Strings: Violinist Anne Akiko Meyers on a First and Final Commission from Rautavaara

Strings
By Laurence Vittes

Anne Akiko Meyers called her new CD Fantasia after the transcendent 15-minute-long concerto that Finnish composer Einojuhani Rautavaara wrote for her, which turned out to be the last [composition for violin] he composed before his death in July 2016 at the age of 87. Meyers will give the world premiere of Fantasia in March with the Kansas City Symphony conducted by Michael Stern; the recording was made in London with the Philharmonia conducted by Kristjan Järvi.

Due out early in 2017, the new CD will also include Ravel’s Tzigane, Szymanowski’s Violin Concerto No. 1, and new orchestrations of Arvo Part’s Spiegel im Spiegel and Morten Lauridsen’s O Magnum Mysterium, by the composer himself. I spoke to Meyers who had just moved to the Pacific Palisades with her husband and two daughters, aged four and six. She was off for an extraordinary roundtrip to Krakow, 15 hours each way, to play the Szymanowski Concerto and the world premiere of Jakub Ciupinski’s The Wreck of the Umbria, precisely scheduled so she would be back in time to take her older daughter to her first day of school.

—Laurence Vittes

Tell me about Einojuhani Rautavaara and Fantasia.
Fantasia means a lot to me. I had known Rautavaara’s music for a long time, since I was a kid who found his music browsing through the CD bins. It became a dream of mine that he would write something for me.

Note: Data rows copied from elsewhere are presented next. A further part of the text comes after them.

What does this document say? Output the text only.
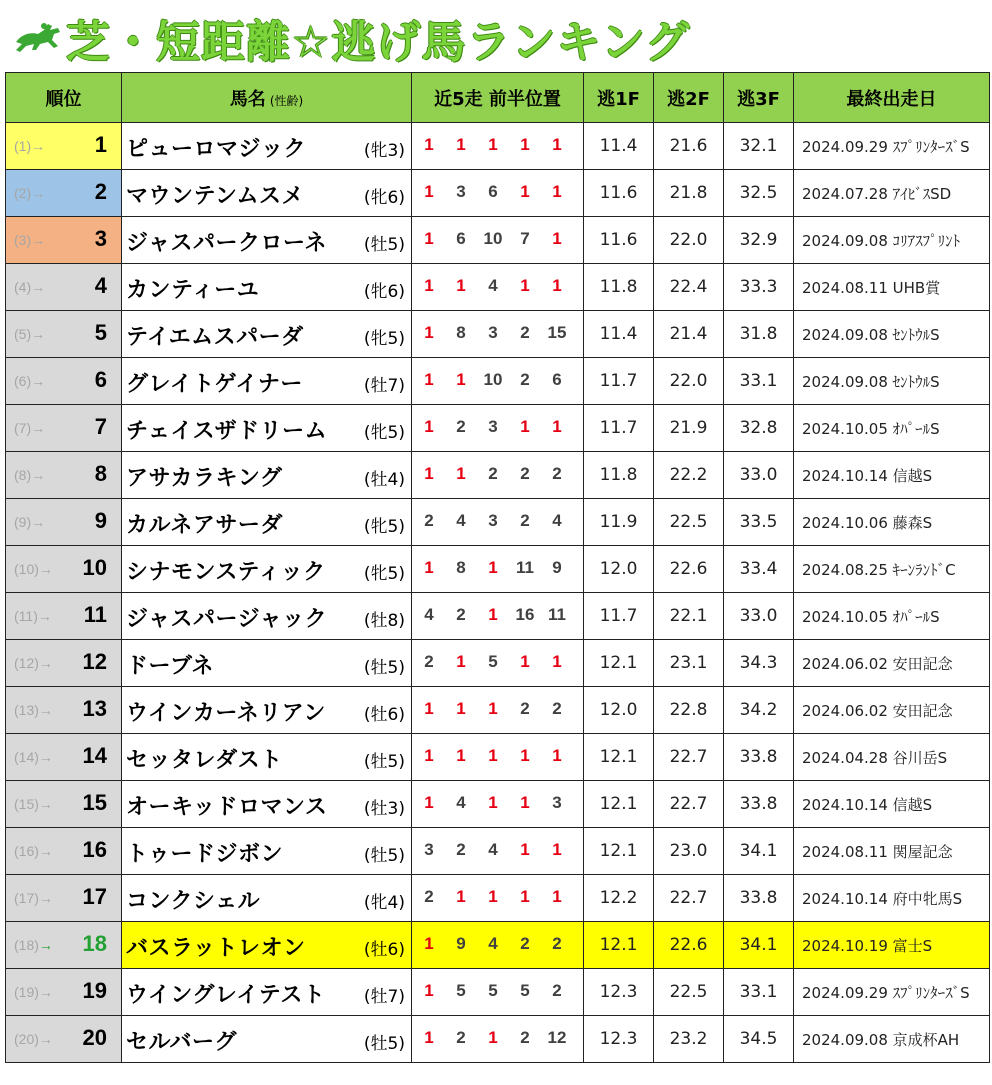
芝・短距離☆逃げ馬ランキング
順位	馬名 (性齢)	近5走 前半位置	逃1F	逃2F	逃3F	最終出走日

(1)→ 1	ピューロマジック (牝3)	1 1 1 1 1	11.4	21.6	32.1	2024.09.29 ｽﾌﾟﾘﾝﾀｰｽﾞS

(2)→ 2	マウンテンムスメ (牝6)	1 3 6 1 1	11.6	21.8	32.5	2024.07.28 ｱｲﾋﾞｽSD

(3)→ 3	ジャスパークローネ (牡5)	1 6 10 7 1	11.6	22.0	32.9	2024.09.08 ｺﾘｱｽﾌﾟﾘﾝﾄ

(4)→ 4	カンティーユ (牝6)	1 1 4 1 1	11.8	22.4	33.3	2024.08.11 UHB賞

(5)→ 5	テイエムスパーダ (牝5)	1 8 3 2 15	11.4	21.4	31.8	2024.09.08 ｾﾝﾄｳﾙS

(6)→ 6	グレイトゲイナー (牡7)	1 1 10 2 6	11.7	22.0	33.1	2024.09.08 ｾﾝﾄｳﾙS

(7)→ 7	チェイスザドリーム (牝5)	1 2 3 1 1	11.7	21.9	32.8	2024.10.05 ｵﾊﾟｰﾙS

(8)→ 8	アサカラキング (牡4)	1 1 2 2 2	11.8	22.2	33.0	2024.10.14 信越S

(9)→ 9	カルネアサーダ (牝5)	2 4 3 2 4	11.9	22.5	33.5	2024.10.06 藤森S

(10)→ 10	シナモンスティック (牝5)	1 8 1 11 9	12.0	22.6	33.4	2024.08.25 ｷｰﾝﾗﾝﾄﾞC

(11)→ 11	ジャスパージャック (牡8)	4 2 1 16 11	11.7	22.1	33.0	2024.10.05 ｵﾊﾟｰﾙS

(12)→ 12	ドーブネ (牡5)	2 1 5 1 1	12.1	23.1	34.3	2024.06.02 安田記念

(13)→ 13	ウインカーネリアン (牡6)	1 1 1 2 2	12.0	22.8	34.2	2024.06.02 安田記念

(14)→ 14	セッタレダスト (牡5)	1 1 1 1 1	12.1	22.7	33.8	2024.04.28 谷川岳S

(15)→ 15	オーキッドロマンス (牡3)	1 4 1 1 3	12.1	22.7	33.8	2024.10.14 信越S

(16)→ 16	トゥードジボン (牡5)	3 2 4 1 1	12.1	23.0	34.1	2024.08.11 関屋記念

(17)→ 17	コンクシェル (牝4)	2 1 1 1 1	12.2	22.7	33.8	2024.10.14 府中牝馬S

(18)→ 18	バスラットレオン (牡6)	1 9 4 2 2	12.1	22.6	34.1	2024.10.19 富士S

(19)→ 19	ウイングレイテスト (牡7)	1 5 5 5 2	12.3	22.5	33.1	2024.09.29 ｽﾌﾟﾘﾝﾀｰｽﾞS

(20)→ 20	セルバーグ (牡5)	1 2 1 2 12	12.3	23.2	34.5	2024.09.08 京成杯AH
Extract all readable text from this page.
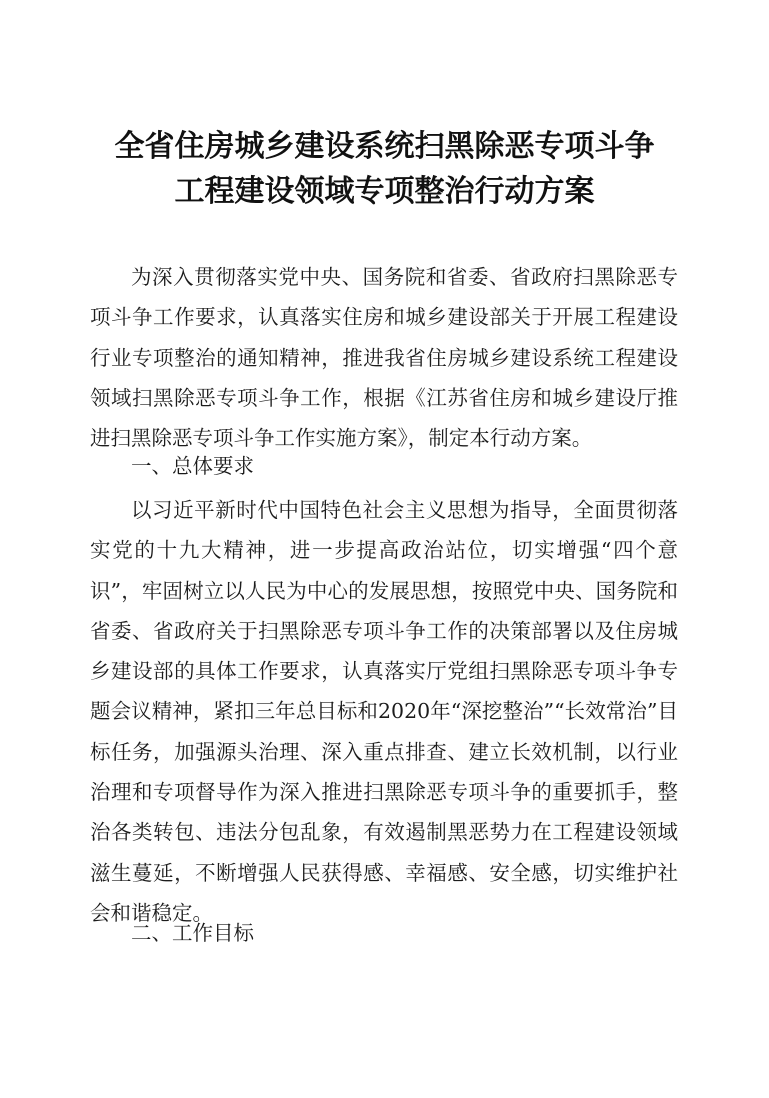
全省住房城乡建设系统扫黑除恶专项斗争
工程建设领域专项整治行动方案
为深入贯彻落实党中央、国务院和省委、省政府扫黑除恶专项斗争工作要求，认真落实住房和城乡建设部关于开展工程建设行业专项整治的通知精神，推进我省住房城乡建设系统工程建设领域扫黑除恶专项斗争工作，根据《江苏省住房和城乡建设厅推进扫黑除恶专项斗争工作实施方案》，制定本行动方案。
一、总体要求
以习近平新时代中国特色社会主义思想为指导，全面贯彻落实党的十九大精神，进一步提高政治站位，切实增强“四个意识”，牢固树立以人民为中心的发展思想，按照党中央、国务院和省委、省政府关于扫黑除恶专项斗争工作的决策部署以及住房城乡建设部的具体工作要求，认真落实厅党组扫黑除恶专项斗争专题会议精神，紧扣三年总目标和2020年“深挖整治”“长效常治”目标任务，加强源头治理、深入重点排查、建立长效机制，以行业治理和专项督导作为深入推进扫黑除恶专项斗争的重要抓手，整治各类转包、违法分包乱象，有效遏制黑恶势力在工程建设领域滋生蔓延，不断增强人民获得感、幸福感、安全感，切实维护社会和谐稳定。
二、工作目标
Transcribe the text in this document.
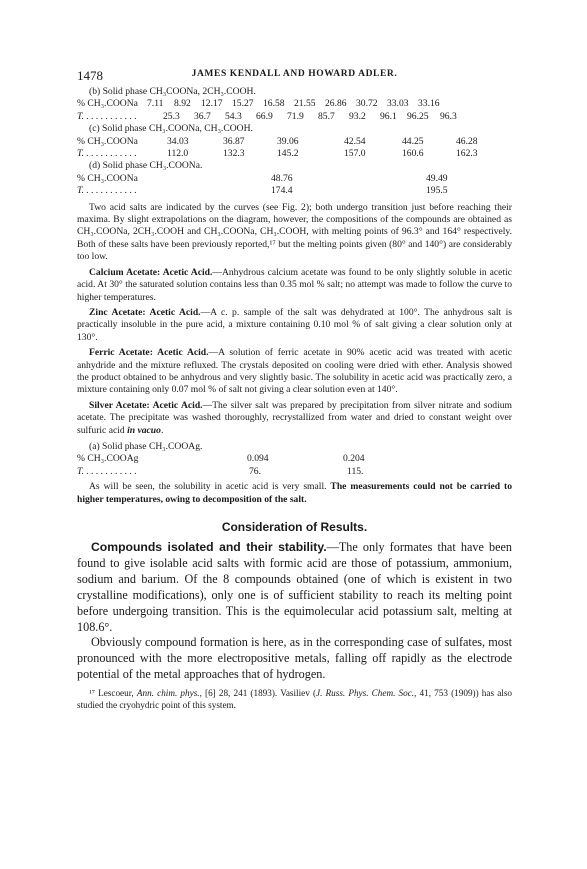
1478	JAMES KENDALL AND HOWARD ADLER.
(b) Solid phase CH₃COONa, 2CH₃.COOH.
% CH₃.COONa 7.11	8.92	12.17 15.27 16.58 21.55 26.86 30.72 33.03 33.16
T. . . . . . . . . . . .	25.3	36.7	54.3	66.9	71.9	85.7	93.2	96.1	96.25	96.3
(c) Solid phase CH₃.COONa, CH₃.COOH.
% CH₃.COONa	34.03	36.87	39.06	42.54	44.25	46.28
T. . . . . . . . . . . .	112.0	132.3	145.2	157.0	160.6	162.3
(d) Solid phase CH₃.COONa.
% CH₃.COONa	48.76	49.49
T. . . . . . . . . . . .	174.4	195.5

Two acid salts are indicated by the curves (see Fig. 2); both undergo transition just before reaching their maxima. By slight extrapolations on the diagram, however, the compositions of the compounds are obtained as CH₃.COONa, 2CH₃.COOH and CH₃.COONa, CH₃.COOH, with melting points of 96.3° and 164° respectively. Both of these salts have been previously reported,¹⁷ but the melting points given (80° and 140°) are considerably too low.

Calcium Acetate: Acetic Acid.—Anhydrous calcium acetate was found to be only slightly soluble in acetic acid. At 30° the saturated solution contains less than 0.35 mol % salt; no attempt was made to follow the curve to higher temperatures.

Zinc Acetate: Acetic Acid.—A c. p. sample of the salt was dehydrated at 100°. The anhydrous salt is practically insoluble in the pure acid, a mixture containing 0.10 mol % of salt giving a clear solution only at 130°.

Ferric Acetate: Acetic Acid.—A solution of ferric acetate in 90% acetic acid was treated with acetic anhydride and the mixture refluxed. The crystals deposited on cooling were dried with ether. Analysis showed the product obtained to be anhydrous and very slightly basic. The solubility in acetic acid was practically zero, a mixture containing only 0.07 mol % of salt not giving a clear solution even at 140°.

Silver Acetate: Acetic Acid.—The silver salt was prepared by precipitation from silver nitrate and sodium acetate. The precipitate was washed thoroughly, recrystallized from water and dried to constant weight over sulfuric acid in vacuo.

(a) Solid phase CH₃.COOAg.
% CH₃.COOAg	0.094	0.204
T. . . . . . . . . . . .	76.	115.

As will be seen, the solubility in acetic acid is very small. The measurements could not be carried to higher temperatures, owing to decomposition of the salt.

Consideration of Results.

Compounds isolated and their stability.—The only formates that have been found to give isolable acid salts with formic acid are those of potassium, ammonium, sodium and barium. Of the 8 compounds obtained (one of which is existent in two crystalline modifications), only one is of sufficient stability to reach its melting point before undergoing transition. This is the equimolecular acid potassium salt, melting at 108.6°.

Obviously compound formation is here, as in the corresponding case of sulfates, most pronounced with the more electropositive metals, falling off rapidly as the electrode potential of the metal approaches that of hydrogen.

¹⁷ Lescoeur, Ann. chim. phys., [6] 28, 241 (1893). Vasiliev (J. Russ. Phys. Chem. Soc., 41, 753 (1909)) has also studied the cryohydric point of this system.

Was Rautavaara the ultimate composer you were after for a commission?
No. I’ve always gone after and harassed composers. I’m always thinking historically: Oistrakh, Auer, Joachim, Heifetz—they were muses for composers. They inspired such great music; just imagine if we had a concerto by Gershwin or Ravel or Rachmaninoff.

I would have just bugged the crap out of Rachmaninoff to write a violin concerto. Of course, plenty of composers say no and run the other way when they see me coming after them, but I’m tenacious.

How did the commission happen?
On a sudden impulse, out of the blue, I contacted Rautavaara’s publisher, Boosey & Hawkes, who put me in touch with him. I wrote and told him I was a big admirer of his. I asked if he would write something for me, he answered with a resounding yes, and sent me the music almost instantaneously, after which I flew to Helsinki to work with him.

What did you ask Rautavaara for?
He was 87 and I didn’t want to tire him out, so I asked for something shorter, a fantasy.

Can you describe Fantasia?
It is music like his Cantus Arcticus, with its electronic birdsongs, and his Angel of Light Symphony [Rautavaara’s Seventh Symphony, written in 1994 to celebrate the 25th anniversary of the founding of the Bloomington Symphony Orchestra]: ethereal and mystical. It is a soulful surge of emotion. I cry each time I play it. It was shocking when he passed; this was his last [composition for violin].

How closely did you work with him?
I arrived in Helsinki to find out he hand wrote everything, and it was hard to read. We made many, many changes, but mostly technical things like fingerings. And we changed many of the bowings to make the phrases sing as much as possible; he admitted he never had much confidence in his bowings, which he had in common with a few other composers. Otherwise, there was not one change, not one note, nothing, that I wanted to change.

What did Rautavaara say when he heard it for the first time?
He said, “I wrote such beautiful music.” And I thought, “You really did.”
When did you record the album?
We recorded the whole CD in May, broken up into two sections. We did the electronics part at the DiMenna Center for Classical Music in New York City, and everything with the Philharmonia in London. English orchestras are all quick studies, each with its own soul for music.

How did the new orchestration of Morten Lauridsen’s big choral hit come about?
I had been begging Morten for years to write something, really begging him, and he had been saying, “No, no, no, I’ve got a million commissions.” Then he heard me play Vivaldi’s Four Seasons in Pasadena, and he said, “I would love to do a special arrangement of this piece for you.” I said, “I’ll take one of those.” And the result is gorgeous.

You’ve made so many successful recordings. What’s your secret?
We laid down the CD in one and a half days of sessions, which were really packed. The secret on all recordings is having a great conductor to manage the time and musical pressures that come with recording, and a wonderful producer to make sure things flow. On Fantasia it was the amazing Wolf Ears Silas Brown and Susan Delgiorno; both were a complete joy.

How do recordings compare to live concerts?
Recordings may be more adventurous; it’s certainly a very different medium and process, but it’s almost impossible to compare. I love to perform live: There’s an electricity, a short fuse—a half hour and it’s over. With a recording, you’re working six hours at a stretch with one 15-minute break. You have to pace yourself, let go, and trust the engineer and producer to create the sound you’ve been working for.